There’s probably not going to be a whole lot of overtaking but there’ll be plenty of action and probably lot’s of yellow flag’s but it’s always a race worth watching.
Like Macau, the race has been won by a who’s who of international motorsport including Lewis Hamilton, Romain Grosjean and Antonio Giovinazzi.
The single-seater category’s history at Pau started in 1964, with a round of the French F3 championship taking place there from its creation in 1964 all the way through to 1973, with a one-year break in ‘72. It then returned to the calendar in 1984, and stayed there until ‘98.
Throughout this time the Grand Prix de Pau title had been awarded to Formula 2 and International Formula 3000 races, and it wasn’t until 1999 that F3 had its time in the limelight.
At the time there was no continental championship for F3 cars, with European F3 having ended in 1984, but a special European Cup event was revived to coincide with F3’s grand prix status a Pau.
It ran in this format until 2003, with it still appearing on the French F3 calendar in 2000 and ‘02, before a merger between the French and German championships led to it becoming a round of the F3 Euro Series for three years.
The final year of that tenure was dominated by a certain Lewis Hamilton, beating a field that featured fellow future F1 world champion Sebastian Vettel and Formula E champion Lucas di Grassi.
In 2006 Pau returned to being part of a national championship, making a surprise switch to become a British F3 round. It was still a French-led event though, with the cameoing Grosjean following Benoît Tréluyer (‘99), Jonathan Cochet (‘00) and Nicolas Lapierre (‘04) as local winners of the grand prix in its F3 form.
That was the end of F3 at Pau until 2011, when a new International Trophy series was created combining the Pau and Macau grand prixs, the Masters of F3 event at Zandvoort, a Euro Series and British round apiece, as well as a cancelled revival of the Korea Super Prix.
Marco Wittmann won on Pau’s F3 return, which prompted BMW to sign him up, but the famous grand prix really burst back into the public consciousness a year later when a young Raffaele Marciello took victory. The Ferrari-backed teenager looked unstoppable on his first street circuit appearance, and after a gap year for F3, the event grew in stature up to our days.
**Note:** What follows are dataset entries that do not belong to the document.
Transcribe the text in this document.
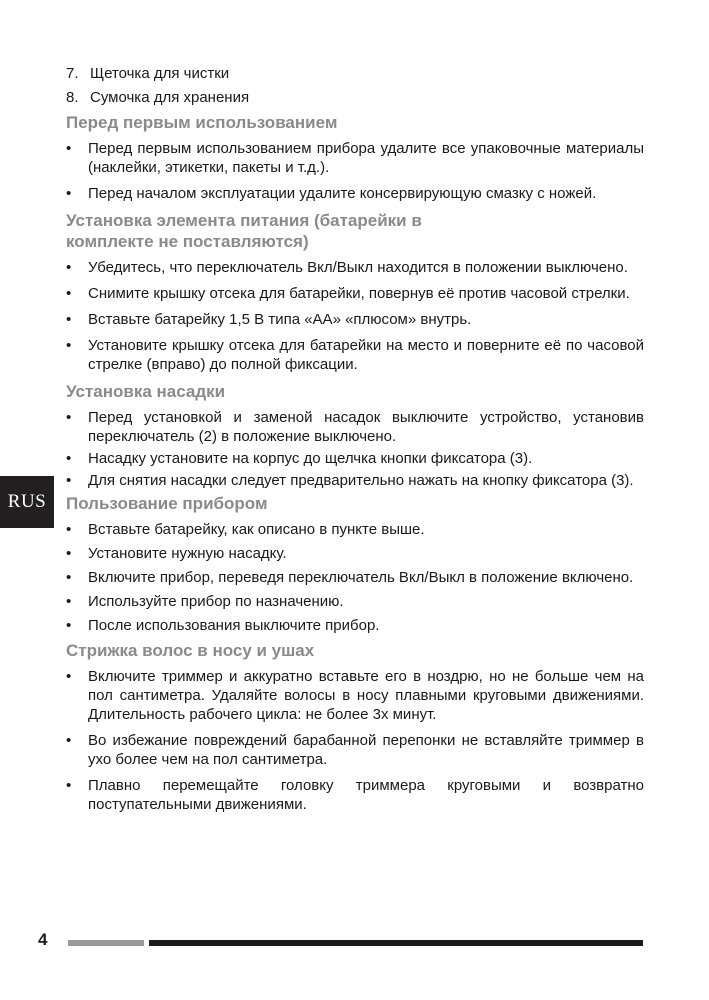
7. Щеточка для чистки
8. Сумочка для хранения
Перед первым использованием
•	Перед первым использованием прибора удалите все упаковочные материалы (наклейки, этикетки, пакеты и т.д.).
•	Перед началом эксплуатации удалите консервирующую смазку с ножей.
Установка элемента питания (батарейки в комплекте не поставляются)
•	Убедитесь, что переключатель Вкл/Выкл находится в положении выключено.
•	Снимите крышку отсека для батарейки, повернув её против часовой стрелки.
•	Вставьте батарейку 1,5 В типа «АА» «плюсом» внутрь.
•	Установите крышку отсека для батарейки на место и поверните её по часовой стрелке (вправо) до полной фиксации.
Установка насадки
•	Перед установкой и заменой насадок выключите устройство, установив переключатель (2) в положение выключено.
•	Насадку установите на корпус до щелчка кнопки фиксатора (3).
•	Для снятия насадки следует предварительно нажать на кнопку фиксатора (3).
Пользование прибором
•	Вставьте батарейку, как описано в пункте выше.
•	Установите нужную насадку.
•	Включите прибор, переведя переключатель Вкл/Выкл в положение включено.
•	Используйте прибор по назначению.
•	После использования выключите прибор.
Стрижка волос в носу и ушах
•	Включите триммер и аккуратно вставьте его в ноздрю, но не больше чем на пол сантиметра. Удаляйте волосы в носу плавными круговыми движениями. Длительность рабочего цикла: не более 3х минут.
•	Во избежание повреждений барабанной перепонки не вставляйте триммер в ухо более чем на пол сантиметра.
•	Плавно перемещайте головку триммера круговыми и возвратно поступательными движениями.
RUS
4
F3 legend and street circuit expert Felix Rosenqvist was the next winner, followed by current Sauber F1 driver Giovinazzi, Alessio Lorandi, Maximilian Gunther and Ralf Aron.
Reigning Formula E champion Nelson Piquet Jr was signed up to enter the 2016 edition before he was barred for “contravening the spirit” of the event. In total, 12 of the 20 drivers in F1 this year entered the Pau GP on their way up the single-seater ladder, including race-winners Vettel, Max Verstappen and Robert Kubica.
New Zealand driver Liam Lawson will be in action this weekend and is one of the favourites for this years event.
The commentary may be in French but that just adds to the appeal for me and it’s the ideal way to warm up to Le Mans next month.